Unfinished Ethics Agenda Comes To Fore As Lawmakers Return From Break
Cox News Service
Tuesday, April 17, 2007
WASHINGTON — More than three months since House Speaker Nancy Pelosi promised "the most honest, ethical and open" Congress in history, her new Democratic leadership returns from spring recess this week facing a growing urgency to complete ethics reforms.
Although the House moved quickly early this year to swear off most lobbyist-paid meals and travel as well as rides on corporate jets, other proposed changes are still being debated.
The crucial issue of how to enforce congressional standards is scheduled for a first public hearing Thursday by Pelosi's special bipartisan ethics task force, which has already fallen a month behind its original deadline for making a recommendation.

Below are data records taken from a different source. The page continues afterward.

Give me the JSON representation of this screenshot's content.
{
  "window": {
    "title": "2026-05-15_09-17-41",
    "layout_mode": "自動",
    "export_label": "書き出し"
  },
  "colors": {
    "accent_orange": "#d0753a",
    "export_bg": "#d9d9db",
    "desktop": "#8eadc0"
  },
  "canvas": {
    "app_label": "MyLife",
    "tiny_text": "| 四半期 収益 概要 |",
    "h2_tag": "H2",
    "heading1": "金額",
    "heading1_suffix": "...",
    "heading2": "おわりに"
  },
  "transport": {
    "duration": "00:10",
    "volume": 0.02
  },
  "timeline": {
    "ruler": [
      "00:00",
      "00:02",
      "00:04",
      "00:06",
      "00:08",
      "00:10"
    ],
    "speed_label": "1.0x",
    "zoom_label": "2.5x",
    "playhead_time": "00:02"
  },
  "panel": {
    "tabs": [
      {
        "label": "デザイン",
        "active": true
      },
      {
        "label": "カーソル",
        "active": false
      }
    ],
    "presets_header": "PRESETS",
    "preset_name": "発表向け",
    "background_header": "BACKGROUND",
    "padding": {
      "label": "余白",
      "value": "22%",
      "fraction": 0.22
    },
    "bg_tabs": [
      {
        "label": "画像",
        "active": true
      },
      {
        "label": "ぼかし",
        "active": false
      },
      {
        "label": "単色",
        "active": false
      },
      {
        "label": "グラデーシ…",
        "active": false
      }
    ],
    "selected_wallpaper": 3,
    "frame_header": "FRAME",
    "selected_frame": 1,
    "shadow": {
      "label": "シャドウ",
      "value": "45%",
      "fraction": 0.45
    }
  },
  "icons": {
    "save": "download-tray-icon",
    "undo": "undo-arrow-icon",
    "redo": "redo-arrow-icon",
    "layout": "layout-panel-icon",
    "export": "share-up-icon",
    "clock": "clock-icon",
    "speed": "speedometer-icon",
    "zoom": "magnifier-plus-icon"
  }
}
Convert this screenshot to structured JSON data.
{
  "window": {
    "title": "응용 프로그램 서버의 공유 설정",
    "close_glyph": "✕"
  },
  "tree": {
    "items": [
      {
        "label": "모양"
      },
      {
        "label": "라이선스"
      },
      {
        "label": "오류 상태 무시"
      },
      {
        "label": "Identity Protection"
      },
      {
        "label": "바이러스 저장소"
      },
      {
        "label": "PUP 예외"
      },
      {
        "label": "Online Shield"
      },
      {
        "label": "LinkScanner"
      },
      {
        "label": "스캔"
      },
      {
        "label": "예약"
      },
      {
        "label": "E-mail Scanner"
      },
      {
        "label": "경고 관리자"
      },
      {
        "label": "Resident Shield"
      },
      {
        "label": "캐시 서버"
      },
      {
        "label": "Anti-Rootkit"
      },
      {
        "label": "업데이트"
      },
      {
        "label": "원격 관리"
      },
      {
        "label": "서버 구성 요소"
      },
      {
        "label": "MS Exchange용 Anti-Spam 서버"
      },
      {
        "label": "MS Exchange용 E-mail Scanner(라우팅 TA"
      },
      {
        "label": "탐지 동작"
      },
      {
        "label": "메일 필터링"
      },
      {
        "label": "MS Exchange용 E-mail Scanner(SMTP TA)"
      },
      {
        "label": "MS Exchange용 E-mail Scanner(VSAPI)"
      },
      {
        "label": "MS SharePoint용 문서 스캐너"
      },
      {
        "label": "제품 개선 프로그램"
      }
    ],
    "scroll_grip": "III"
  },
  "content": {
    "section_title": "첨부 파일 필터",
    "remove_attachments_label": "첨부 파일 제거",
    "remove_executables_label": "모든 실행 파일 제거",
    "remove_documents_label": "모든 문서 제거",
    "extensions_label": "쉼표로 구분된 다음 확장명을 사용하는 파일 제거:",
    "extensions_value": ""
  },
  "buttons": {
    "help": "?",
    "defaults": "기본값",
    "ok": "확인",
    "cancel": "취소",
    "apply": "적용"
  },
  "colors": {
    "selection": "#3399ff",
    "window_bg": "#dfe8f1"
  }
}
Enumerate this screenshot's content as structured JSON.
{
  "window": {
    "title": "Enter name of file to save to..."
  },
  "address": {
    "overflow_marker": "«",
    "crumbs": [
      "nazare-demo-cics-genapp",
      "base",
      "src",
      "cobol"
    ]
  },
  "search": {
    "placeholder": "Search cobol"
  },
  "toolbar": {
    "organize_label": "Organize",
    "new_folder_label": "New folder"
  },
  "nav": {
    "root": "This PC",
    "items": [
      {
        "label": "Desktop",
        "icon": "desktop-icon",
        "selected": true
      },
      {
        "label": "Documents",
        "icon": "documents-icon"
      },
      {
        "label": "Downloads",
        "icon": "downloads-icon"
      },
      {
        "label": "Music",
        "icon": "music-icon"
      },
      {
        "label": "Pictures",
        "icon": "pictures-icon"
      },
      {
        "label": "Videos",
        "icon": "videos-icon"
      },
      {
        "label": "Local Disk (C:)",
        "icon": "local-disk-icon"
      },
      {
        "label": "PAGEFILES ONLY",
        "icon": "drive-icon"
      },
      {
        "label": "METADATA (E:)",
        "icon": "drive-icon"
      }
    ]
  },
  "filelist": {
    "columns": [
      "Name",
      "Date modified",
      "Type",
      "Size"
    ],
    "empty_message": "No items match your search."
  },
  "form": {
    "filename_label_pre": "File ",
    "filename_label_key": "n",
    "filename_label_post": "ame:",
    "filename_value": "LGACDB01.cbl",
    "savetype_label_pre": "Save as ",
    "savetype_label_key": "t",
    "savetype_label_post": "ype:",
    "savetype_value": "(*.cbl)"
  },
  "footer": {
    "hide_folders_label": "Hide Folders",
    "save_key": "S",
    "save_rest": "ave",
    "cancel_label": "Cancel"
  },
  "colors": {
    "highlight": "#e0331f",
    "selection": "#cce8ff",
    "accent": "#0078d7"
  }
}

At the same, the House leadership is working, largely behind closed doors, on proposals that are expected to be unveiled within the next two weeks.
Among the major changes being considered:
— Requiring disclosure of so-called "bundlers." These are the lobbyists and other major fundraisers who solicit campaign contributions, sometimes adding up to $1 million or more, and deliver them as a "bundle" to candidates.
— A controversial proposal to require some paid lobbyists to file disclosures for organizing grass-roots voters and urging them to contact their Congress members on legislative matters.
— A tighter "revolving door" law that would bar members of Congress from engaging in any lobbying activity for two years after they leave the legislature.
Reform advocates, expressing hope for visible progress within the next few weeks, warn that failure to act soon could endanger the effort to polish the tarnished image of Congress.
"Delays potentially play into the hands of people who don't want to do anything," said Fred Wertheimer, president of the pro-reform group Democracy 21.
Corruption charges were central to the 2006 elections that gave Democrats majority control of the House.
But Wertheimer said, "The longer it moves away from the scandals and the election that created the mandate for these elections, the more it plays into the hands of the opponents."
Democratic Rep. Timothy Mahoney of Florida is among the freshmen who came to Washington on a reform platform and who have been pressing their House leaders for action.
"We're very zealous in our commitment to make sure all these things are implemented," said Mahoney, whose Palm Beach County, Fla., district that had been held by Rep. Mark Foley, the Republican who was forced to resign for sending sexually suggestive e-mails to congressional pages.
"I think we're moving in the right direction," Mahoney said, but "not as fast as I like."
He objected to Pelosi's decision to create a task force to study ethics enforcement. "It's clear that it's broken," Mahoney said. "Why do I need a task force to tell me?"
He joined a fellow freshman Democrat, Baron Hill of Indiana, on legislation to set up an outside panel of former members to oversee ethics rules. Enforcement is now the job of the House Committee on Standards of Official Conduct, a panel that is evenly divided by party and frequently criticized as weak.
Rep. Lamar Smith of Texas, the leading Republican member of Pelosi's ethics advisory task force, raised skeptical questions about major revisions, however.
"We certainly think more transparency would benefit the process," said the Republican, an 11-term member and former ethics committee chairman, in an interview from his district last week.
But Smith added that if the names of members who are investigated are made public, "How do you implement that without damaging the reputation of innocent people?"
As for an outside enforcement panel, he asked, "What would an (outside) entity do any differently?"
Proposals to change ethics and lobbying rules will almost certainly draw objections, both from veteran lawmakers and from outside groups.
Abortion foes and free speech advocates, in particular, have objected to any regulation of grass-roots lobbying efforts.
"It's going to be a battle," predicted Craig Holman, a lobbyist for Public Citizen, part of an alliance of watchdog groups that have been meeting almost weekly to plot strategies for their reform campaign.
Another reform advocate, Meredith McGehee of the Campaign Legal Center, said she is optimistic that the House will wrap up its lobbying and ethics proposals soon and be ready to go to conference with the Senate to complete all the necessary legislation this summer.
"I think it's critical," McGehee said of the timing. "If it goes past Memorial Day, that just empowers the opponents."